An update on developments in digital court reporting by the Information Law and Policy Centre’s Judith Townend

How should courts be reported in the digital age? It’s a question that’s been preoccupying me for a number of years. My understanding of the technology, law and potential reforms are constantly challenged as I encounter new examples and people with varying experiences in different areas of legal work. For example, Penelope Gibbs of Transform Justice has drawn my attention to important work on the rights of children involved in judicial processes.

This week I’ve been looking at the ruling in BBC & Eight Other Media Organisations, R (on the application of) v F & D [2016] EWCA Crim 12 (11 February 2016), published following the conviction and sentencing of two 15 year old defendants for the murder of Angela Wrightson in December 2014.

In an unusual order issued by the Court of Appeal, the media was prohibited, until the verdicts in the criminal trial or further order, from placing reports on Facebook profile pages, and was instructed to disable the comment facilities on any report of the criminal trial. This was to prevent the media giving prominence to public comments on their Facebook pages – which the trial judge Globe J described as placing ‘a lot of needles’ on top of a haystack – and risk prejudicing proceedings.

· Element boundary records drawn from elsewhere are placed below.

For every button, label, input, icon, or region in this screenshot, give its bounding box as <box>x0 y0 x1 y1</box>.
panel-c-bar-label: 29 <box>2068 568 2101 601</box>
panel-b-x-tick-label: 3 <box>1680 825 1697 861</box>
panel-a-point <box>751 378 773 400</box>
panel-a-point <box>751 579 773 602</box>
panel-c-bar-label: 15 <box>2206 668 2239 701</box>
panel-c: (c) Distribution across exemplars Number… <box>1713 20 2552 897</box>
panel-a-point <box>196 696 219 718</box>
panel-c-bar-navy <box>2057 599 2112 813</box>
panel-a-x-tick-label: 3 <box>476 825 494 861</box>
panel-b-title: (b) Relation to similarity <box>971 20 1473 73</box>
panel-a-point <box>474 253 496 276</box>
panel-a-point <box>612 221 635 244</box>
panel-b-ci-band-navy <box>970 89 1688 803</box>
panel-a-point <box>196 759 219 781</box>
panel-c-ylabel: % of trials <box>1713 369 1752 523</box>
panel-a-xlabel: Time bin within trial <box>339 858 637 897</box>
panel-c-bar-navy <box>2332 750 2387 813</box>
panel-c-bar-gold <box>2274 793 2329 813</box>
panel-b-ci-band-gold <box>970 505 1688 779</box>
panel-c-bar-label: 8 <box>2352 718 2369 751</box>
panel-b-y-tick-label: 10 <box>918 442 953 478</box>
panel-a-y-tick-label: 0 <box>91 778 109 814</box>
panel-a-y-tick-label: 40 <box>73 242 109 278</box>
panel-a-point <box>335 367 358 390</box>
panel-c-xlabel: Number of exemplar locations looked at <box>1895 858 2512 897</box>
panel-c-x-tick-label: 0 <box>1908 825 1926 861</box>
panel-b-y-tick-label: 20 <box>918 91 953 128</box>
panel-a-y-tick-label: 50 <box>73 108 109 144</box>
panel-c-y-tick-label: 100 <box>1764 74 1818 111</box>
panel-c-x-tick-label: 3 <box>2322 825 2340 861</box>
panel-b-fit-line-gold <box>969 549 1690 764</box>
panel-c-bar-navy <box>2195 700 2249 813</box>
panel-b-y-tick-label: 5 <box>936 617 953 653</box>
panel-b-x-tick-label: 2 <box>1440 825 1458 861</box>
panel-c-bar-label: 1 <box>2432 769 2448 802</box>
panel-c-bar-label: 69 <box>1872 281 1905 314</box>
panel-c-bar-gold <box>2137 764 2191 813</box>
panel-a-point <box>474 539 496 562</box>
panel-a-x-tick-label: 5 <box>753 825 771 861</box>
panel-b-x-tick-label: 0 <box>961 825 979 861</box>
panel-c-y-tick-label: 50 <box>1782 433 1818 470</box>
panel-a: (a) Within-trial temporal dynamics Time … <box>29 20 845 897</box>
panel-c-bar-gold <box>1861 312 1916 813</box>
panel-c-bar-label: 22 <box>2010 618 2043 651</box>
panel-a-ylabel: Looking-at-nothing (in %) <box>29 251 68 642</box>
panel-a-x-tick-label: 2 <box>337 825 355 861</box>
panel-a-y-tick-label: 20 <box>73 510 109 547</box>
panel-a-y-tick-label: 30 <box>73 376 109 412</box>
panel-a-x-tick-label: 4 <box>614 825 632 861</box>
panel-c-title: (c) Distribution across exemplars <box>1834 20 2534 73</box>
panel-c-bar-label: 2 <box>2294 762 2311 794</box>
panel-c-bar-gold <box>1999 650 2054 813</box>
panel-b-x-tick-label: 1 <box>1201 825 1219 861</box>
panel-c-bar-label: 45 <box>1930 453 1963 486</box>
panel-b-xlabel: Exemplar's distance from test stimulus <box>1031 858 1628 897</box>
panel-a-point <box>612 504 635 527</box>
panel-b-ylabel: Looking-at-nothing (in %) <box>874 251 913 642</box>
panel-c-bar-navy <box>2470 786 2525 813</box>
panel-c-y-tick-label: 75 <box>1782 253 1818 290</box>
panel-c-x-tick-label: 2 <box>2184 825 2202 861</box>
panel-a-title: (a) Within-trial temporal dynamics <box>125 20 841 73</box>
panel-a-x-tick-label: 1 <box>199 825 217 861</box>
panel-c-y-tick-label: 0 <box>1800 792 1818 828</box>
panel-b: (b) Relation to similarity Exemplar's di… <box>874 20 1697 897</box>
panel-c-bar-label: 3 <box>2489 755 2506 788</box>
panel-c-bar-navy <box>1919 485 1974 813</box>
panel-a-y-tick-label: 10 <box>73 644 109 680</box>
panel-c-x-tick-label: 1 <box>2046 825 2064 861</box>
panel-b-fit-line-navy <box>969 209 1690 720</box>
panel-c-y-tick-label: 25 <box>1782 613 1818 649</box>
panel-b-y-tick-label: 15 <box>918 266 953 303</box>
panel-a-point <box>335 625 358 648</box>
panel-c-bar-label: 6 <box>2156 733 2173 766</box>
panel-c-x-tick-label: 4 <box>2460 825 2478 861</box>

In a piece for the Justice Gap (re-published on the Transparency Project) discussing the case I argue that our contemporary systems for judicial information control are lacking and muddled with serious consequences for freedom of expression, which affects both the public and media right to impart information, and the right to receive information.

I made a similar point in a paper co-authored with Dr Henry Irving for History and Policy, looking at the Incedal terrorism-related trials in 2014 and 15.

We need more guidance and clarity on how open courts should look, given the reality of digital and hybrid media of the 21st century. This will help us design fairer and more practical systems that give appropriate weight to and recognition of important rights: not only freedom of expression and open justice, but also those relating to the welfare of children, private and family life and the rehabilitation of offenders.